Contrairement à Lamech/Lémec, Job est un des personnages les plus connus de la Bible par le grand public. Sa pauvreté et sa misère, ses ulcères, son tesson de bouteille et son tas de fumier sont légendaires. « Pauvre comme Job » est une locution bien connue pour désigner un extrême dénuement. Et c'est tout naturellement qu'il est vu par notre auteur médiéval comme une préfiguration du dénuement du Christ dans ses souffrances. Les souffrances de Job/Jésus sont à la fois physiques, c'est le diable qui tourmente son corps, et spirituelles, c'est la femme de Job qui le raille pour sa volonté d'intégrité morale.

Il faut reconnaître qu'elle parle avec sagesse et dit en substance à son époux : « puisque tout le bien et tout le mal viennent de Dieu, et qu'il t'inflige tant de mal, il ne sert à rien de vivre, Maudis Dieu et meurs ! ». Peut-on imaginer un constat plus brutal et une plus grande violence que de se sentir désavoué et méprisé par la personne aimée ? Et Ludolphe cette fois, ne s'y trompe pas qui place les souffrances morales infligées par l'épouse au-dessus des souffrances physique infligées par le diable. Il faut se souvenir qu'avant cela Job a déjà perdu tous ses biens, ses troupeaux et ses enfants…, à la place de Job, nul doute que nous aurions depuis longtemps abandonné tout espoir et souhaité la mort en maudissant le ciel.

Le livre de Job est une pièce de théâtre et c'est sans doute l'un des textes bibliques les plus anciens qui soient parvenus jusqu'à nous. Le drame qui se joue est tout entier dans le procès de Job que viendront faire ses amis bien intentionnés. Ignorant les termes du pari de Dieu et du diable, les amis de Job se disent qu'il « n'y a pas de fumée sans feu » et que « Si Dieu a décidé de punir Job, c'est qu'il y a bien une raison ». Les personnages secondaires de la pièce sont comme nous, dans leurs petits calculs de responsabilité partagée et de balance des fautes et des sanctions. Dans un souci d'équité, il faut que les choses restent dans l'ordre, leur Dieu ne peut être injuste et Job doit bien être coupable de quelque chose.

Pourtant, tout le motif de la pièce sera justement de démontrer qu'il n'y a pas de raisons à la souffrance. De même que les rescapés de la Shoah se sont longtemps demandé « pourquoi ? » jusqu'à comprendre que les camps de la mort étaient justement les lieux « où il n'y a pas de pourquoi », ainsi Job plus que l'archétype du pauvre est d'abord celui de l'innocent.

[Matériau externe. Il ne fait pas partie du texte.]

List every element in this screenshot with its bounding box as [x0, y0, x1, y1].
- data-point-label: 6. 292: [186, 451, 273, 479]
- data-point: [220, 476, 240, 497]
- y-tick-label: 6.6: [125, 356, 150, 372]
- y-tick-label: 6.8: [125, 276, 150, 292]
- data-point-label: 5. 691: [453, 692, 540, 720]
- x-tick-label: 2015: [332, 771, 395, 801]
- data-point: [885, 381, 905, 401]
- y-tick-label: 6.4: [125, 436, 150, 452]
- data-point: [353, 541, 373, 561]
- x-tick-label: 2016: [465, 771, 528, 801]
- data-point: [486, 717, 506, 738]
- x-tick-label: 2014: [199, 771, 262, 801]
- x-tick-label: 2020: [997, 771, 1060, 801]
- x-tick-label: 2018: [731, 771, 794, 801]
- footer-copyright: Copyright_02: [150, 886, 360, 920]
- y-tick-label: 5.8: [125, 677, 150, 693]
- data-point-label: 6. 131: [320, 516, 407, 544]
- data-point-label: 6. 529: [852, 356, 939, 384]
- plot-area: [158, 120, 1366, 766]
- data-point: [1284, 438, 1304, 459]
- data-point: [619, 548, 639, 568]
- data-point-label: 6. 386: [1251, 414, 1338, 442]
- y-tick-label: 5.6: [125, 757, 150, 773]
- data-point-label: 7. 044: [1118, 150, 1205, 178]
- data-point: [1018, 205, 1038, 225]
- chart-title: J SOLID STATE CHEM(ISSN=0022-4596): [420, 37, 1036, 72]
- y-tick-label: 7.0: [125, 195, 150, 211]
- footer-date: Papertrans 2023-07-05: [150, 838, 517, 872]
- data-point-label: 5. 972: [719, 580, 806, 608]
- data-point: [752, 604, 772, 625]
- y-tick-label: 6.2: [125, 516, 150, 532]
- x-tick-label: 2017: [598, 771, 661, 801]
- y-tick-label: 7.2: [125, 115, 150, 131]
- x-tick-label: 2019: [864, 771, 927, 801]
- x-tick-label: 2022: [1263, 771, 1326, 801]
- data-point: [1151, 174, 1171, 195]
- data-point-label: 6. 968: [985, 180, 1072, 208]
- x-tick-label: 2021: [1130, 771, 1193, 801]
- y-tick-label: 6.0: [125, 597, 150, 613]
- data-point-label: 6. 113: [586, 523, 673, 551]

Simple jouet dans l'absurde des puissances, l'auteur de la pièce en a fait l'exemple de la condition humaine dans une intensité dramatique qui annonce Shakespeare et son Roi Lear.

S'il perd son âme ?

À l'inverse du Faust de Goethe qu'il a pourtant largement inspiré, Job ne pactise pas avec le diable qu'il ne rencontre pas. Il n'aurait rien à gagner à une alliance avec le diable, même pas un retour à la prospérité. Maudire Dieu ne lui servirait à rien, même pas pour un semblant de bonheur éphémère. Il ne peut même pas vendre son âme à Méphistophélès, Job est perdant sur tous les tableaux. C'est pourquoi, dans un ultime sursaut de dignité et de conscience de son droit, il en appelle directement à Dieu, refusant « quoi qu'il en coûte » qu'il n'y ait pas de pourquoi : même si tout est perdu, qu'il reste au moins l'honneur de rester fidèle à ses convictions, fidèle à ce qu'il est et a voulu être. Et Goethe, dans le même temps où il montre la fragilité de Faust souligne que Dieu, s'il accepte le pari que lui propose Satan, sait déjà que Job ne faillira pas. La confiance de Dieu en Job est plus forte encore que celle de Job en Dieu.

C'est de « l'homme debout » que Job est l'image ; de celui qui ne renonce pas et qui, à tous ceux qui rétorquent « il l'a bien cherché », répond inlassablement que l'injustice ne lui est pas faite par Dieu mais bien par ses accusateurs faisant porter à la victime la faute de son infortune. Il est l'exemple de ceux qui ne trouvent pas d'excuses aux assassins et aux violents mais les révèlent pour ce qu'ils sont : de vulgaires ombres au service d'une illusion.